On a immédiatement :

¬(AB) = (¬A) + (¬B),                                                                                                                                                                                                           

¬(A + B) = (¬A)(¬B). 

9. Algèbre de Boole

On dit qu'un ensemble Å d'éléments A, B, C, ... est une algèbre de Boole si :

  • A et B étant deux éléments quelconques de Å, il existe un et un seul élément de Å, appelé produit de A et de B et noté AB, et un seul élément de Å, appelé somme de A et de B et noté A + B,
  • à tout élément A de Å correspond un élément de Å noté ¬A,
  • il existe deux éléments particuliers de l'ensemble Å : O et I (p8).

Revenons à notre préoccupation empirique : une description empirique utilisable scientifiquement doit être une algèbre de Boole parce que cette algèbre constitue un fondement logique aux descriptions possibles. La description d'Emma Bovary dans le roman de Flaubert serait utilisable scientifiquement si on pouvait expliciter l'algèbre de Boole qui sous-tend la compréhension des événements psychologiques dont est affectée Emma.

D'une manière générale, les descriptions qui relèvent de la psychologie dite (abusivement) qualitative souffrent d'un défaut de formalisation du référentiel de description (par exemple, les descriptions des réponses d'un individu quelconque au test de Rorschach ne sont pas associées à une algèbre de Boole).

Au contraire, les réponses possibles à un questionnaire ou à un test constituent une algèbre de Boole.
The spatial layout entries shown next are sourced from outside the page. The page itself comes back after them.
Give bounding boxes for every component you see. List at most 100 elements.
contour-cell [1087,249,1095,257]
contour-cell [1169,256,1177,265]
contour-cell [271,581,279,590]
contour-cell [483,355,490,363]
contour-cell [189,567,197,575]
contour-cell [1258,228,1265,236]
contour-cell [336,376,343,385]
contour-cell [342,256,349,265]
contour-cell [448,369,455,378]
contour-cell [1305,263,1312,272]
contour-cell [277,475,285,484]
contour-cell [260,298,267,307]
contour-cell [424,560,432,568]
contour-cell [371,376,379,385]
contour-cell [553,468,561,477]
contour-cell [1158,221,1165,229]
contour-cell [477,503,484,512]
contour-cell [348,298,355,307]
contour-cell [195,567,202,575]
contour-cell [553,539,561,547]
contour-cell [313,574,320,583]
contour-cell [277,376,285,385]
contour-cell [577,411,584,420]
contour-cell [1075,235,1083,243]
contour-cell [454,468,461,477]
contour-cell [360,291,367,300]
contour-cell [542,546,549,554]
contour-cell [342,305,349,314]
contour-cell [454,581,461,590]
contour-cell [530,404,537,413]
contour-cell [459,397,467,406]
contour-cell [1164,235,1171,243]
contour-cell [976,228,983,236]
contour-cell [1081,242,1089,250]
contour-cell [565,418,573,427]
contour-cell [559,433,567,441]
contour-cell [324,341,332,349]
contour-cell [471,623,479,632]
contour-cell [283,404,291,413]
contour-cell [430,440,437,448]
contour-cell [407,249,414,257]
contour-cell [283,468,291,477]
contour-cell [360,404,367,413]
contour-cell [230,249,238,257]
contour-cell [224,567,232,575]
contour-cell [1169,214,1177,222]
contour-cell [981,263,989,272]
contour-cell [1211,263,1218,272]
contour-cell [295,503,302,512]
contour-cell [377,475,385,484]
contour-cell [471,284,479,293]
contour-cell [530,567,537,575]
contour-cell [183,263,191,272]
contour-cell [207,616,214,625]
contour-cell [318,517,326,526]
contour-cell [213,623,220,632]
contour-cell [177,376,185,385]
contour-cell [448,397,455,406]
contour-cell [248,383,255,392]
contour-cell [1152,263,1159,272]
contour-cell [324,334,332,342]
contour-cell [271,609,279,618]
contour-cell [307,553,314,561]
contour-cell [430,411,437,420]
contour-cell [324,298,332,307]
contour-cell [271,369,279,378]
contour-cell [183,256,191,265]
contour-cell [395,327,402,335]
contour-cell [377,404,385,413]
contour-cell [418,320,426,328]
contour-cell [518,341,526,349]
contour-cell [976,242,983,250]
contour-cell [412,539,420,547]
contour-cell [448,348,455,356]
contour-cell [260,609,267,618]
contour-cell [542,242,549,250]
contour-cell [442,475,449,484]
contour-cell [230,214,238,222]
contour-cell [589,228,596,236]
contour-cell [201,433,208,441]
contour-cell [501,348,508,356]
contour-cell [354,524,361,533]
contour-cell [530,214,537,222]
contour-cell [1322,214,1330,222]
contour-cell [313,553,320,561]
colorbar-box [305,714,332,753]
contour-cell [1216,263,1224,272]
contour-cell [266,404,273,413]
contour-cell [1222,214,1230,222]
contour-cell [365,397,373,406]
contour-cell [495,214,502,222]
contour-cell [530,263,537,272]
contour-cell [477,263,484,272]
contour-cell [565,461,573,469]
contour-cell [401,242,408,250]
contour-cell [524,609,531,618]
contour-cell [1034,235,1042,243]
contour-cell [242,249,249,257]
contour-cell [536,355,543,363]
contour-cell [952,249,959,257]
Par exemple, les événements sourire (A), rire (B), s'impliquer dans le jeu (C), pleurer (D), crier (E), donner des coups (F) génèrent une algèbre de Boole, qui est le produit cartésien

Å = {A, ¬A} × {B, ¬B} × {C, ¬C} × {D, ¬D} × {E, ¬E} × {F, ¬F}.

10. Événements composé vs. élémentaire

Un événement A d'une algèbre de Boole Å est dit composé quand il peut être représenté par la somme de deux événements, chacun d'eux étant différent de A (p. 9). Par exemple si on dit que Paul est en train de sourire (A) et de donner des coups (F) en s'impliquant dans le jeu (C), il s'agit d'un événement composé parce qu'il peut s'écrire

ACFBDE + ACFBD(¬E) + ACFB(¬D)E + ACFB(¬D)(¬E) + ACF(¬B)DE + ACF(¬B)D(¬E) + ACF(¬B)(¬D)E + ACF(¬B)(¬D)(¬E).

On s'aperçoit qu'une description incomplète, ou encore partielle, ou encore partiellement déterminée, est un événement composé. On voit ici que l'intuition véhiculée par le langage courant n'alerte pas sur le caractère incomplet de la description parce que l'intuition n'explicite pas le cadre de référence (le référentiel) de la description. C'est pourquoi une description littéraire n'est pas une description scientifique (cf. l'article Mesurer ou décrire ?).